Mereka tak mengatakannya, tapi, matanya terlihat sangat berbahagia dengan kehadiranku. Binar matanya seperti bintang yang paling terang. Tak ada yang menatapku seperti itu, selain anakku.
Mereka anak dan lelakiku tak mengatakannya, tapi, ia tidak peduli pada kekacauan di ruangan ini, tidak juga pada kekacauan yang ada padaku, ibunya. Ia tidak butuh aku yang cantik, tidak butuh aku yang pandai menyelesaikan pekerjaan rumah dengan sempurna, ia tidak peduli aku jago bikin mainan atau tidak, masakanku indah dipandang atau tidak, ia hanya butuh aku.

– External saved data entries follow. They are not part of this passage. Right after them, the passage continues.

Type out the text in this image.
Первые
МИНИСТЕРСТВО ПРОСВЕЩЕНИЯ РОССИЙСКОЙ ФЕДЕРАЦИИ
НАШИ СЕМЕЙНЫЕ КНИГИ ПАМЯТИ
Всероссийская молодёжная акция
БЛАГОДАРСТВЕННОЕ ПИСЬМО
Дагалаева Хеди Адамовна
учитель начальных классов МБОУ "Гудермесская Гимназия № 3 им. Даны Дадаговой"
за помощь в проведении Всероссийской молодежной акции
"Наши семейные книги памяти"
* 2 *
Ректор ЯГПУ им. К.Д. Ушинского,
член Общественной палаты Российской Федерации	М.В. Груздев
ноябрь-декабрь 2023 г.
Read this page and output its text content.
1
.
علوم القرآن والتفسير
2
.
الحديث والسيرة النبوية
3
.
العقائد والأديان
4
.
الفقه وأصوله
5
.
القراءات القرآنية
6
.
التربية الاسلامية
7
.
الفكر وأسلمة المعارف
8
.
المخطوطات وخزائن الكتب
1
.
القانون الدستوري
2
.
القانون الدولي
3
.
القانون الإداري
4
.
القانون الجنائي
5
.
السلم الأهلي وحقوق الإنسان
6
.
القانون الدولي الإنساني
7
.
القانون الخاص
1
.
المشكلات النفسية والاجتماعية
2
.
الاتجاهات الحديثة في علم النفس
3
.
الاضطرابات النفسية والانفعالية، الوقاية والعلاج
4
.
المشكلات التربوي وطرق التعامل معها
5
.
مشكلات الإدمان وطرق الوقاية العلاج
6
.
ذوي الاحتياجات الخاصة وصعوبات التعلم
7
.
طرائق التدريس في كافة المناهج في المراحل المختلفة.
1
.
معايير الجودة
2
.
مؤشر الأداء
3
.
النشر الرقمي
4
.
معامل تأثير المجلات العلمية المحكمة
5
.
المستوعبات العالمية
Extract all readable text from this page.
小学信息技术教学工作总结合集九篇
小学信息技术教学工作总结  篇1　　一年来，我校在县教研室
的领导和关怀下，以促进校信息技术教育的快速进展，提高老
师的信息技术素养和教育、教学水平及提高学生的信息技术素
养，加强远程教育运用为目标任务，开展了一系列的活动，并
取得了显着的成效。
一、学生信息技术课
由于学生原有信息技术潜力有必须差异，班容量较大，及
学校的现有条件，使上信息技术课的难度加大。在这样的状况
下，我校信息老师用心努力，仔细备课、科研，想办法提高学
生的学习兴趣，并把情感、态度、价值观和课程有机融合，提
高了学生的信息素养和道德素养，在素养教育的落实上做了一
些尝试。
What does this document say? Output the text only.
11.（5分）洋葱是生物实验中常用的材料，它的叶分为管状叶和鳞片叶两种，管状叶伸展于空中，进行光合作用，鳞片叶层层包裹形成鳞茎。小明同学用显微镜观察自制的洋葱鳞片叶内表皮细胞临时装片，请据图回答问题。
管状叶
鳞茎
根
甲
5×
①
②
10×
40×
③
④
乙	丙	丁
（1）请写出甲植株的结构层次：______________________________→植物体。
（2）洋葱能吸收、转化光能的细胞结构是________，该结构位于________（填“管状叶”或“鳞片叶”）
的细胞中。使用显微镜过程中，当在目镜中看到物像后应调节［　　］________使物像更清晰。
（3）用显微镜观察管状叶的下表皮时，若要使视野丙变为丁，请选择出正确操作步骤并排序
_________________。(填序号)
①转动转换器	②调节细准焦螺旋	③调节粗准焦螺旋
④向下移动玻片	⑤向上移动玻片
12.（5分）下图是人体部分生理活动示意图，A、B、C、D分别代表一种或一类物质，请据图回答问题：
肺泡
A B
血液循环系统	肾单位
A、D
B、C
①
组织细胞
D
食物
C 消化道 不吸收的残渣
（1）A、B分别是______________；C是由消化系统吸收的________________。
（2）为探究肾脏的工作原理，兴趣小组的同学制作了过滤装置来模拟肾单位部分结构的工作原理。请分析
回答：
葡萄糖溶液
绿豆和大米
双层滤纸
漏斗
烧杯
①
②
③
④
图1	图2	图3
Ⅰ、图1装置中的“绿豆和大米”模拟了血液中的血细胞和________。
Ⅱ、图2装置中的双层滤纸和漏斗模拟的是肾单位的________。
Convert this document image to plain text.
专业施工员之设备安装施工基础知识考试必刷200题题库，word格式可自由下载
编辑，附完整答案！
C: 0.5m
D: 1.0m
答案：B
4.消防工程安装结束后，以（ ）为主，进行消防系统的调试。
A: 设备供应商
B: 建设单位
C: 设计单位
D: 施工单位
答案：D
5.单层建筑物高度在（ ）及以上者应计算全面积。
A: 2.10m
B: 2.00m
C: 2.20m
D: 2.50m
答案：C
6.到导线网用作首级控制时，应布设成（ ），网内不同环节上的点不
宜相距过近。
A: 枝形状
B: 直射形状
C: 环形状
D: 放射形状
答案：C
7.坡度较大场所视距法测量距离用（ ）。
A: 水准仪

Perhatianku. Kehadiranku. Aku yang apa adanya.
Terkadang aku berbaring di kasur dan menangis sendirian, merasa aku adalah ibu yang gagal dan tidak berguna. Tapi, aku salah. Aku tidak gagal, aku hanya tidak sempurna–dan semua orang pun demikian. Sesekali aku lelah, sesekali aku ingin menghilang di kamar mandi–yang disusul oleh tangisan dan teriakan dari balik pintu, lima detik kemudian.
Tapi, ketika melihat wajah anakku saat iaa terlelap, mendengar tawanya atas kekonyolanku, merasakan pelukan mereka di punggungku (yang mendadak dan membuatku meringis kesakitan), mendengar mereka bersahut-sahutan memanggilku, meminta bantuanku untuk semua masalah mereka: mencari mainan; sisir; sikat gigi, aku sadar, karena mereka, hidupku punya alasan.
Tuhan mempercayaiku untuk menjadi seorang ibu, untuk mengurus makhluk kecil yang sangat bergantung padaku. Makhluk yang tidak peduli pada wajahku, amarahku, kegagalanku. Makhluk yang menganggapku sebagai semestanya, sekaligus mataharinya. Makhluk yang membuat hidupku jungkir balik, terbang dan jatuh, mendaki dan meluncur, tertatih dan tersungkur, tetapi sekaligus mengubahnya menjadi jauh lebih bermakna.